In lieu of a Tuesdays with Topher post this week, I’m proud to present guest-blogger Taylor Eveland. Taylor does a great job introducing herself in the first paragraph, so I won’t say anything more other than, we’re abundantly thankful that Taylor plays an integral role at Camp Gray!
By: Taylor Eveland
Greetings campers, parents, alumni, staff, and the never-forgotten but always appreciated web-surfer who happened to stumble upon this post! Allow me to introduce myself. My name is Taylor Eveland, and I am a freshman at the University of Wisconsin-Madison, majoring in Secondary English Education. I was a member of the kitchen crew at Camp Gray last summer, and will be returning this summer for my first year as a counselor! Of course, I am beyond excited—the position of counselor is something that has been on my mind ever since my wary, twelve-year-old self stepped onto Camp grounds—so I am counting down the days until Summer Camp 2012!
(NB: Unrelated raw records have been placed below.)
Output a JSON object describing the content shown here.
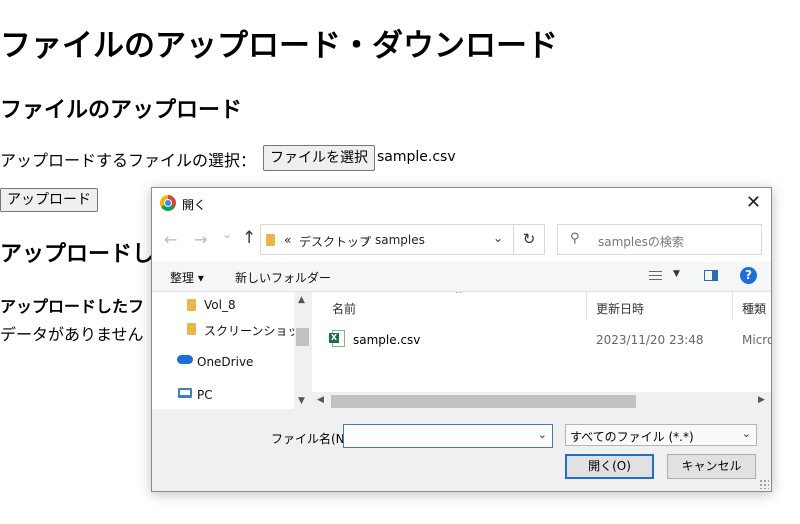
{
  "page": {
    "title": "ファイルのアップロード・ダウンロード",
    "upload_heading": "ファイルのアップロード",
    "select_label": "アップロードするファイルの選択：",
    "choose_file_button": "ファイルを選択",
    "chosen_file": "sample.csv",
    "upload_button": "アップロード",
    "uploaded_heading": "アップロードし",
    "uploaded_subheading": "アップロードしたフ",
    "no_data": "データがありません"
  },
  "dialog": {
    "title": "開く",
    "close_glyph": "✕",
    "nav": {
      "back": "←",
      "forward": "→",
      "recent": "⌄",
      "up": "↑",
      "breadcrumb_prefix": "«",
      "breadcrumb": [
        "デスクトップ",
        "samples"
      ],
      "crumb_sep": "›",
      "dropdown": "⌄",
      "refresh": "↻",
      "search_placeholder": "samplesの検索",
      "search_glyph": "⚲"
    },
    "toolbar": {
      "organize": "整理 ▾",
      "new_folder": "新しいフォルダー",
      "view_chevron": "▼",
      "help": "?"
    },
    "tree": [
      {
        "label": "Vol_8",
        "icon": "folder-icon"
      },
      {
        "label": "スクリーンショット",
        "icon": "folder-icon"
      },
      {
        "label": "OneDrive",
        "icon": "onedrive-icon"
      },
      {
        "label": "PC",
        "icon": "pc-icon"
      }
    ],
    "scroll": {
      "up": "▲",
      "down": "▼",
      "left": "◀",
      "right": "▶"
    },
    "columns": {
      "name": "名前",
      "modified": "更新日時",
      "type": "種類",
      "sort_caret": "^"
    },
    "files": [
      {
        "name": "sample.csv",
        "modified": "2023/11/20 23:48",
        "type": "Micro"
      }
    ],
    "filename_label": "ファイル名(N):",
    "filename_value": "",
    "filetype_value": "すべてのファイル (*.*)",
    "open_button": "開く(O)",
    "cancel_button": "キャンセル",
    "combo_chevron": "⌄"
  }
}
You may be thinking to yourself, “Self, who is this girl and why is her experience at camp important? Why is it applicable to me?” It’s a valid question—I’ve only been on staff one summer; before that, I was just a young, naïve camper. Why do I have importance? What makes me stand out from the thousands of other campers that have rolled through CG in the last decade? Well, to be honest, nothing at all. Absolutely nothing. I am just a regular camper—representative of all of the campers in your life. I’ve experienced Camp Gray. I’ve trudged forward on a stream hike on the purple trail and just missed catching Walter in Lake Jake. I’ve cleared dishes quickly enough to get Table Number One and have emerged victorious and war paint-stained from Capture the Flag. I’ve eaten asphalt on the basketball court and eaten apple crisp with just my face. What makes me stand out? Not much, other than the fact that Camp Gray has completely changed my life.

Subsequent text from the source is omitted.